Emphasizing that prescribed fire is "a critical tool for reducing wildfire risk, protecting communities and improving the health and resiliency of the nation's forest and grasslands" Moore added that the work can't be done alone. "We must, and will, remain committed to learning and sharing the risk and responsibility together, always."

Despite the words of assurance, shock over the arrest has resonated. The burdens associated with the work are feeling heavier than ever, crews say, as pressure builds to achieve more while risks continue to mount. "When we have escapes there are consequences and it has impacted us all," said a forest service official based in the Pacific north-west who requested anonymity for fear of retribution for speaking to the press.

"After the escape in New Mexico they shut down all prescribed fire," the USFS official said. "We thought with this arrest, shit, that's just another roadblock and they are going to shut us down again - that just keeps deferring that risk."

The arrest, some officials fear, could also embolden other anti-treatment groups to get louder. "When we do have an escaped prescribed fire - which is very rare - then the whole world knows about it," said Riva Duncan, a retired fire staff officer for the USFS, adding that social media has played a role in amplifying resistance to the work beyond local residents.

Even if charges aren't filed against Snodgrass, the action could impact the already precarious recruiting efforts in the agency. "There are some people who are thinking, 'Geez, I don't know if I want to do this job now,'" the forest service official said.

McKinley, meanwhile, sees the arrest as a step toward stronger accountability.
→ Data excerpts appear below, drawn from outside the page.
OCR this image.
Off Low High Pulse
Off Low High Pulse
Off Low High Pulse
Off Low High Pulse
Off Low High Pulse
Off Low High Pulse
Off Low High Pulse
He also said it would serve to cool building tensions between local residents and the federal government similar to those that spilled over during the 2016 standoff.

"I was elected to serve the people and protect them from whoever - whether it be the government that's burning their places up or from the person breaking into their house," he said. "Now they feel like, they can't just go burn my place up and not be held accountable."

But, there's more to the story, McKinley said, demurring on details until the investigation is concluded.

Regardless of what is revealed, John Battles, the forest ecology professor, says it will be key for agencies and experts to not only effectively communicate the benefits of burns - but also the risks. "We accept some level of risk for a big benefit and we have to get that thinking into this space," he said, noting that for things like surgeries with similar success rates the public has embraced small amounts of uncertainty.

"Well-run burns can still lead to escapes and we have to build that into our culture," he said. "Because we can't take it off the table - this is too beneficial and too efficient."